Government Censors Notes From Secret Anti-Piracy Meeting


While major global internet companies are loudly fighting the US government’s anti-piracy SOPA legislation, closer to home our own government is doing its best to keep its anti-piracy effort under wraps, blocking a freedom of information request to access eight pages of handwritten notes from a secret industry meeting in September last year.

Renai LeMay at Delimiter reports that the Attorneys General department has claimed it is in the public interest that the government not reveal the contents of the handwritten notes, after initially denying the notes even existed.

In October, the Attorney-General’s Department denied a Freedom of Information request for the minutes of the meeting, stating that no such document existed. However, in FoI documents released to the Australian Pirate Party late last year, the Department revealed that eight pages of hand-written notes had in fact been taken at the meeting by one of its officers. However, those eight pages were deleted from a comprehensive swathe of documents released about the meeting as part of the Freedom of Information request.

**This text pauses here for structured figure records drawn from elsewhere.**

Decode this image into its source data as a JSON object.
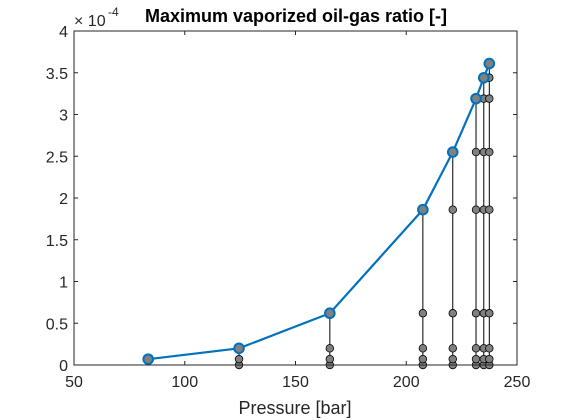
{
  "chart_data": {
    "type": "line",
    "title": "Maximum vaporized oil-gas ratio [-]",
    "xlabel": "Pressure [bar]",
    "ylabel": "",
    "xlim": [
      50,
      250
    ],
    "ylim": [
      0,
      4
    ],
    "y_exponent_label": "× 10",
    "y_exponent": "-4",
    "y_multiplier": 0.0001,
    "xticks": [
      50,
      100,
      150,
      200,
      250
    ],
    "yticks": [
      0,
      0.5,
      1,
      1.5,
      2,
      2.5,
      3,
      3.5,
      4
    ],
    "grid": false,
    "legend": "none",
    "series": [
      {
        "x": [
          83.5,
          124.5,
          165.5,
          207.5,
          221,
          231.5,
          235,
          237.5
        ],
        "y": [
          0.07,
          0.2,
          0.62,
          1.86,
          2.55,
          3.19,
          3.44,
          3.61
        ],
        "color": "#0072BD"
      }
    ],
    "undersaturated_points": [
      {
        "x": 124.5,
        "y": [
          0,
          0.07
        ]
      },
      {
        "x": 165.5,
        "y": [
          0,
          0.07,
          0.2
        ]
      },
      {
        "x": 207.5,
        "y": [
          0,
          0.07,
          0.2,
          0.62
        ]
      },
      {
        "x": 221,
        "y": [
          0,
          0.07,
          0.2,
          0.62,
          1.86
        ]
      },
      {
        "x": 231.5,
        "y": [
          0,
          0.07,
          0.2,
          0.62,
          1.86,
          2.55
        ]
      },
      {
        "x": 235,
        "y": [
          0,
          0.07,
          0.2,
          0.62,
          1.86,
          2.55,
          3.19
        ]
      },
      {
        "x": 237.5,
        "y": [
          0,
          0.07,
          0.2,
          0.62,
          1.86,
          2.55,
          3.19,
          3.44
        ]
      }
    ],
    "marker_color": "#808080",
    "main_line_color": "#0072BD"
  }
}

The meeting itself was held between ISPs and representatives of the ISP industry, as well as someone from the Attorney General’s department. Other Freedom of Information documents have revealed that consumer advocacy groups were intentionally not invited to the meeting.

The question is – what possible information about potential methods of restricting piracy could be considered not in the public interest? Given that the options that have been laid out on the table have included cutting repeated infringers off from the internet completely, it seems that having the public informed would be the most important factor.

Obviously, the government knows that no matter what measures they take to prop up the entertainment industry, it’s going to be unpopular at the polls, so creeping around in secret is the only way to do it and stay in power.